VA under fire for plan to review all post-traumatic stress disorder claims
WASHINGTON — Veterans groups and House Democrats blasted VA plans to review all post-traumatic stress disorder claims because of irregularities in their compensation system, calling it insulting to heroes who have served their country.
“To the VA, this is simply a process seeking out voids in paperwork,” said Rep.

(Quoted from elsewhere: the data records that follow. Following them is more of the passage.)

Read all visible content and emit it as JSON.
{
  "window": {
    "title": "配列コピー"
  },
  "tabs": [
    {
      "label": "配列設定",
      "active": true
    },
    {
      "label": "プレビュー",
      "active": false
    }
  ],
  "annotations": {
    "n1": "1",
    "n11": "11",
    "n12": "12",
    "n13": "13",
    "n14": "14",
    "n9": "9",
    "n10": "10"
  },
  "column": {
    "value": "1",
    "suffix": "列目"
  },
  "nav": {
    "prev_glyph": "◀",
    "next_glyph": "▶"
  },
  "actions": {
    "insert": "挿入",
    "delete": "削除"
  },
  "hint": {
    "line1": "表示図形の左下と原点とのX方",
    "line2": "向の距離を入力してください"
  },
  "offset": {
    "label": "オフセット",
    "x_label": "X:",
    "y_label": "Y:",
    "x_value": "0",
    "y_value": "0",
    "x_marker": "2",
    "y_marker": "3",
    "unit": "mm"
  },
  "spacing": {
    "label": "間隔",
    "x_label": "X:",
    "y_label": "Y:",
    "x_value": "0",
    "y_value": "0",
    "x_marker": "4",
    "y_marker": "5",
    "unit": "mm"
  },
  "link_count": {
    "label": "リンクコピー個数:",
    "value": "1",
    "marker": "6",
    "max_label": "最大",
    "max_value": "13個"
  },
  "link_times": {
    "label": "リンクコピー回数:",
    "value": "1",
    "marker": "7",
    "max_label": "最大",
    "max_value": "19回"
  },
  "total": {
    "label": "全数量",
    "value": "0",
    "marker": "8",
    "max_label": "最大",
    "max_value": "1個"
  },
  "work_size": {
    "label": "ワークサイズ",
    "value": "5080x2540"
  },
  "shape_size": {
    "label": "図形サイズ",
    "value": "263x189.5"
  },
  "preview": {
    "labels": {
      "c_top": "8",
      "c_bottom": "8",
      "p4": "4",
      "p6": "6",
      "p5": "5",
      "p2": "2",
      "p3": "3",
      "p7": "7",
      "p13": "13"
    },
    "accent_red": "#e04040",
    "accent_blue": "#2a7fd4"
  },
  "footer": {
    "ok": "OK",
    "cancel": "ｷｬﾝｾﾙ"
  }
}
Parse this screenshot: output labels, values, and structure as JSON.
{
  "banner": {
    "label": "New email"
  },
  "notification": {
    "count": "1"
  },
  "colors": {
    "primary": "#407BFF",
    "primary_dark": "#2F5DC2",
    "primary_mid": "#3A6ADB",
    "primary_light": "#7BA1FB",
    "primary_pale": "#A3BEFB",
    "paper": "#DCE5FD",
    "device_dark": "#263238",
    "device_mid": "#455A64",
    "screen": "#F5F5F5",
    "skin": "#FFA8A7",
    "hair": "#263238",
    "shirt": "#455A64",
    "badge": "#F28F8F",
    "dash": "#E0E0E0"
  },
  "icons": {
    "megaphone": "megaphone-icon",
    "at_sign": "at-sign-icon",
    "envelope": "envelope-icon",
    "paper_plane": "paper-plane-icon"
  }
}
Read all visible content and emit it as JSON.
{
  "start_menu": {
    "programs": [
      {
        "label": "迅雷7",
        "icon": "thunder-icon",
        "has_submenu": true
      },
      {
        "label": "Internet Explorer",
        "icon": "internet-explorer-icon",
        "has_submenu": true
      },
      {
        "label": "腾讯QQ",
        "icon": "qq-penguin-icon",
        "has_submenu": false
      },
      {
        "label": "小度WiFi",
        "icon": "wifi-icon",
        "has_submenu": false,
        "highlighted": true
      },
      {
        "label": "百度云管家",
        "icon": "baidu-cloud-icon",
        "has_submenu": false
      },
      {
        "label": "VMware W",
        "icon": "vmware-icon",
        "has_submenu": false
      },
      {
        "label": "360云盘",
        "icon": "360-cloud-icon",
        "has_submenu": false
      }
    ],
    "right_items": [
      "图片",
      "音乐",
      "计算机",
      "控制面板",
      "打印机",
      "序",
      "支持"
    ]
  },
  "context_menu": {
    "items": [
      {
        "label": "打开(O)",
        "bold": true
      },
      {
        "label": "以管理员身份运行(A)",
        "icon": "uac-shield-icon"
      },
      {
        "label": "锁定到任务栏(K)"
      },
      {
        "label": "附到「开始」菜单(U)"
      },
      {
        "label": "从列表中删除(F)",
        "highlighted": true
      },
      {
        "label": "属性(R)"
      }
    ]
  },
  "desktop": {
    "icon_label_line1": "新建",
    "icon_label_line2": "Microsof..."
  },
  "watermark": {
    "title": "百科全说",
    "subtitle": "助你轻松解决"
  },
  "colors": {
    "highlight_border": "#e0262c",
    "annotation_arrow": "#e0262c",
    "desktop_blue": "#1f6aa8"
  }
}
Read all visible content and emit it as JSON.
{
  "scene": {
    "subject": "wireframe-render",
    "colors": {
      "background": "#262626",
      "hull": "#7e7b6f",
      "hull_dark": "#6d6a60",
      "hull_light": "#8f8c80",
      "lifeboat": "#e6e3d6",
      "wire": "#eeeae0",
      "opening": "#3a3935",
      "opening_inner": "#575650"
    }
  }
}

Tom Udall, D-N.M, at a Thursday hearing on Capitol Hill. “But to veterans, it’s a jolting realization that their day-to-day struggles are being questioned again.”
In August, the Department of Veterans Affairs announced plans to review 72,000 cases where veterans had received a 100 percent disability rating for post-traumatic stress disorder, after an investigation of 2,100 such cases found that more than 25 percent lacked justification for those claims.
Jon Wooditch, acting inspector general for the department, said Thursday that the goal of the comprehensive review was not to cut benefits but to find reasons behind inconsistencies in the way claims are rewarded.
For example, in Illinois, only about 2.8 percent of PTSD cases receive the 100 percent rating, and the average yearly payment for treatment is $6,961. But in New Mexico, more than 12 percent of PTSD receive that highest disability claim, and the payment average there is $12,004.
“We want to make sure everyone is receiving what they’re entitled to under the law,” he said.
But critics called it a way for the department to save money by shirking its duty to care for disabled veterans. Quentin Kinderman, deputy director of legislative service for the Veterans of Foreign Wars of the United States, called the IG report flawed and the proposed review a waste of money.
“There is very little potential to reduce the number of cases here,” he said. “And we’ve very concerned about the impact of the review and publicity on veterans, especially those returning from Iraq and Afghanistan, who need the kind of counseling that the VA can provide.”
Democrats echoed those concerns, and called for a halt to plans to review the cases.
Udall said in one case, a veteran in his district committed suicide after hearing about plans for the review. Officials from New Mexico found the man, a Vietnam veteran, with information regarding the review beside his Purple Heart when he took his life.
“The manner in which [VA officials] have proceeded has done more harm than good,” he said.
Cynthia Bascetta, director of income security issues at the Government Accountability Office, said the VA does need to review how it handles cases for efficiency purposes, but she told the committee the department’s proposed approach is flawed.
She said officials need to sample both completed claims cases and rejected applications to find inefficiencies and mistakes in the process, which Democrats also asked for.
Ranking member Rep. Shelley Berkley, D-Nev., also questioned the review, noting that federal law prohibits veterans benefits from being revoked unless officials can prove fraud occurred.
Wooditch said cases reviewed that lacked evidence to prove the 100 percent PTSD disability claim were likely not the result of fraud, but instead simple mistakes in paperwork or administrative review.